Monday, September 16, 2013
Despite diplomacy on Syria, Obama says US prepared to attack Iran
US President Barack Obama has said the
United States is still prepared to “strike” Iran
over its nuclear program despite the decision
to back off a military threat against Syria.
The Obama administration blamed the Syrian
government for an alleged chemical weapons attack
near Damascus last month and declared it would
respond militarily. However, Washington reversed
course when Russia offered a new proposal to resolve
the crisis diplomatically.
“I think what the Iranians understand is that the
nuclear issue is a far larger issue for us than the
chemical weapons issue, that the threat... against
Israel that a nuclear Iran poses is much closer to our
core interests,” Obama said in an interview with ABC
broadcast on Sunday.
“My suspicion is that the Iranians recognize they
shouldn’t draw a lesson that we haven’t struck
[Syria] to think we won’t strike Iran.”
Obama made the comments on Friday before
Secretary of State John Kerry and his Russian
counterpart, Sergei Lavrov, announced an agreement
to bring Syria’s chemical weapons under
international control in order to avoid military strikes.

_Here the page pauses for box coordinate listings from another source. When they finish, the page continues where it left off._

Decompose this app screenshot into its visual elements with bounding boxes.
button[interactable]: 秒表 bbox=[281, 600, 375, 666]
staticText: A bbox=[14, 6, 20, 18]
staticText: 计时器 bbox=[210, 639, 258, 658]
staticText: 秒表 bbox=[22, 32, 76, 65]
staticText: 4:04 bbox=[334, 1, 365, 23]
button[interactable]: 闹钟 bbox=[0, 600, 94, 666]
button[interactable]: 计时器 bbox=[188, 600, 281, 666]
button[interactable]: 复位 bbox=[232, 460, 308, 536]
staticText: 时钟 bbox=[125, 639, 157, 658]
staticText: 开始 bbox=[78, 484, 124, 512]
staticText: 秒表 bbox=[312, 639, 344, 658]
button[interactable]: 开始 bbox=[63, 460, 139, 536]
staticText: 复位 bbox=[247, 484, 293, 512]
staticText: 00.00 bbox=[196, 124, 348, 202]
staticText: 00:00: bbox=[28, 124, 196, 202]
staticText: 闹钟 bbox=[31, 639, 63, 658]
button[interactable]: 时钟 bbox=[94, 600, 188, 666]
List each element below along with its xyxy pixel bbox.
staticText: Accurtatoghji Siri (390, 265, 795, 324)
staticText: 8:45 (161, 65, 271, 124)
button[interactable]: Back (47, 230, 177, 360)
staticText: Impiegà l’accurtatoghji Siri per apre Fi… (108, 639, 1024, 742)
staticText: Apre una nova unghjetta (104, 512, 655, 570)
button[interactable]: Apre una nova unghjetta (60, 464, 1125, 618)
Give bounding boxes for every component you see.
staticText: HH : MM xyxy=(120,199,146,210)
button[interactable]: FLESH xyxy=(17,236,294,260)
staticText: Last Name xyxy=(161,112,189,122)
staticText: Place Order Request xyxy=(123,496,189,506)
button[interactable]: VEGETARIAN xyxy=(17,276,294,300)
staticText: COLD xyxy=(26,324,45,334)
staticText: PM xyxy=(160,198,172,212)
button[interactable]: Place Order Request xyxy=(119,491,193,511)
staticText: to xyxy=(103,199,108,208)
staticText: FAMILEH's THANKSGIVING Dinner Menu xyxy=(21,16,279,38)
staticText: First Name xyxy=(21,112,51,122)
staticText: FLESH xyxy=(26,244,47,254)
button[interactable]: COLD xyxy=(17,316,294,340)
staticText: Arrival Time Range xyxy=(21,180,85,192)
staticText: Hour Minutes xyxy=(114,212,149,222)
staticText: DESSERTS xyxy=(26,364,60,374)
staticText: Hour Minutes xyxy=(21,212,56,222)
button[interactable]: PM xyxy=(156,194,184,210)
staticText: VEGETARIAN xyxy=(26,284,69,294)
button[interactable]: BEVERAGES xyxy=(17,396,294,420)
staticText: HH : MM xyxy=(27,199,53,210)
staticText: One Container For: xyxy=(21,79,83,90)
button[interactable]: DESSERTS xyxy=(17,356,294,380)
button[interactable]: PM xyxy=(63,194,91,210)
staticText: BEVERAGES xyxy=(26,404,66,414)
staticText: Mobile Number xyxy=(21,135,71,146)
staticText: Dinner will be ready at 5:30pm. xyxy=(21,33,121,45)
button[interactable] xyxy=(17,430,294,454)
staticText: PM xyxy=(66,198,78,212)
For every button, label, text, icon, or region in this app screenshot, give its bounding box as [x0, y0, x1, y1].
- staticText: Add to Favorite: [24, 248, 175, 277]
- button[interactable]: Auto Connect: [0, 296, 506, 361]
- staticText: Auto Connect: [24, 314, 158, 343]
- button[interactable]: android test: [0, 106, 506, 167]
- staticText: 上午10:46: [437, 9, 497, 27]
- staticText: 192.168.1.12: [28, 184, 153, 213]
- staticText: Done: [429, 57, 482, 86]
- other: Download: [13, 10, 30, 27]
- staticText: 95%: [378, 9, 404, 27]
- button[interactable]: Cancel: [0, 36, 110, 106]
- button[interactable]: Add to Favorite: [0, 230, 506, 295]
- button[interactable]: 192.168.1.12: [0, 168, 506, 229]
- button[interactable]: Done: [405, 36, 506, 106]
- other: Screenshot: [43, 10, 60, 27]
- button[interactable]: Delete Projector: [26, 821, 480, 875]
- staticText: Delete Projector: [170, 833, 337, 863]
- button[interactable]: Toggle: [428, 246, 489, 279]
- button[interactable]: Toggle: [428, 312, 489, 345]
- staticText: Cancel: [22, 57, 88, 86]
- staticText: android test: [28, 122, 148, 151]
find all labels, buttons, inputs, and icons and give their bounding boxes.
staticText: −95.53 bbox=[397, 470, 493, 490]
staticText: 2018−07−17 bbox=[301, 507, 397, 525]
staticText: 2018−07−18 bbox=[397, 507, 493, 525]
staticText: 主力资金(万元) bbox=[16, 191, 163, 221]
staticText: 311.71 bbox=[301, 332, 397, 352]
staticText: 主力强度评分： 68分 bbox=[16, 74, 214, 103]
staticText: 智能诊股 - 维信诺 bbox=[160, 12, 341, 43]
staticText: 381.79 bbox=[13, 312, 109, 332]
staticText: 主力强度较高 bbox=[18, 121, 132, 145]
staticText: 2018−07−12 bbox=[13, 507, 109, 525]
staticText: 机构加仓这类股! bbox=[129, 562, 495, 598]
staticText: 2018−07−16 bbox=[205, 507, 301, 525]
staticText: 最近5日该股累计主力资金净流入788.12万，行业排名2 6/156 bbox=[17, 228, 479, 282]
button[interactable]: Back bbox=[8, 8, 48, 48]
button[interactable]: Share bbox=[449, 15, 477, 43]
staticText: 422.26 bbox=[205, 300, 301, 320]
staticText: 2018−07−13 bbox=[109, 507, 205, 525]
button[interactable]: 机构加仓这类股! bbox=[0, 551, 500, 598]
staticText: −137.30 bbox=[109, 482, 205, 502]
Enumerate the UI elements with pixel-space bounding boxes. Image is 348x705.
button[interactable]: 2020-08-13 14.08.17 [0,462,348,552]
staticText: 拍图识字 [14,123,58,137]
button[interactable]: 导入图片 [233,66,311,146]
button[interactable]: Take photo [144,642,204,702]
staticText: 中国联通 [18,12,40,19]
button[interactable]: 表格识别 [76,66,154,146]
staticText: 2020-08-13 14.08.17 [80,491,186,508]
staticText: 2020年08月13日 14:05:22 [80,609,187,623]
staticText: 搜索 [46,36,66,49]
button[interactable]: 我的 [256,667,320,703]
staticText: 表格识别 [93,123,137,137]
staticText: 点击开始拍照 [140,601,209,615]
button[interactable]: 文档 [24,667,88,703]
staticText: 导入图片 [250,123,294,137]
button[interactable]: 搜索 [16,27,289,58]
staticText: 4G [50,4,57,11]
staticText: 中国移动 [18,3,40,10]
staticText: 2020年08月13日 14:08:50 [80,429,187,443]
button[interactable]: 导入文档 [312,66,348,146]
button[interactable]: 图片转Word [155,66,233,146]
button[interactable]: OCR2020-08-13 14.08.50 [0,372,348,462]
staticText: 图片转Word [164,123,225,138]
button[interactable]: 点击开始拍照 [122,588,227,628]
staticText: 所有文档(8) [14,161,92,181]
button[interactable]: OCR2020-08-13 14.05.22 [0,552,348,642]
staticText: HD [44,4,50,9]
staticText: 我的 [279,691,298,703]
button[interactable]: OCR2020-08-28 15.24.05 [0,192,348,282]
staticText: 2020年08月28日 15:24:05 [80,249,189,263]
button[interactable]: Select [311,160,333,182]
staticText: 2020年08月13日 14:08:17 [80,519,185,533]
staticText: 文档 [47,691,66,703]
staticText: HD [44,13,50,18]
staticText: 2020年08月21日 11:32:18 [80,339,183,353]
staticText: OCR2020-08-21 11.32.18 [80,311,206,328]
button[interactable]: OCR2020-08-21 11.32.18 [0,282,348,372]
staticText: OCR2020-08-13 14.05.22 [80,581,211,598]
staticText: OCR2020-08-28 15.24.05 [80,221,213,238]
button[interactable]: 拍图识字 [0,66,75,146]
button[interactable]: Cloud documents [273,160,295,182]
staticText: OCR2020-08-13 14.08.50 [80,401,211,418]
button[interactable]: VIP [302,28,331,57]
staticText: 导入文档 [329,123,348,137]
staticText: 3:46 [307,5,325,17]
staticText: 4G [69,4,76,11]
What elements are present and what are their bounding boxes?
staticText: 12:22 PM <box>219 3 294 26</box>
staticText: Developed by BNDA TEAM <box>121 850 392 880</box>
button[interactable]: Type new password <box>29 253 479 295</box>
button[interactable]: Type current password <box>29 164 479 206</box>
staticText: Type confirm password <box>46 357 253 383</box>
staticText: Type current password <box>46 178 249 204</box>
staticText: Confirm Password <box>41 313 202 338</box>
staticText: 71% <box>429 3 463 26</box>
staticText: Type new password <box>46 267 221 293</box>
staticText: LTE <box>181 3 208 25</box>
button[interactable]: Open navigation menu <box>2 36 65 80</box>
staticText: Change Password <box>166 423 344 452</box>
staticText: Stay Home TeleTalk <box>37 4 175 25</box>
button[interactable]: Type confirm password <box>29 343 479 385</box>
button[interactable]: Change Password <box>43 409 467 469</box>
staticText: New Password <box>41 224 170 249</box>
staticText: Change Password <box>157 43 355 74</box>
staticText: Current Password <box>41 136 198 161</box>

The plan envisages the removal and destruction of
Syria’s chemical weapons stockpile by mid-2014.
While Obama said Iran should not interpret the
diplomatic course on Syria as suggesting the US
would not attack Iran, he signaled that it was
possible to resolve the Iranian standoff
diplomatically.
“My view is that if you have both a credible threat of
force, combined with a rigorous diplomatic effort,
that, in fact you can... strike a deal,” he said.
The United States, Israel, and some of their allies
accuse Iran of pursuing non-civilian objectives in its
nuclear energy program.
Iran rejects the allegations, arguing that as a
committed signatory to the nuclear Non-Proliferation
Treaty (NPT) and a member of the International
Atomic Energy Agency (IAEA), it has the right to use
nuclear technology for peaceful purposes.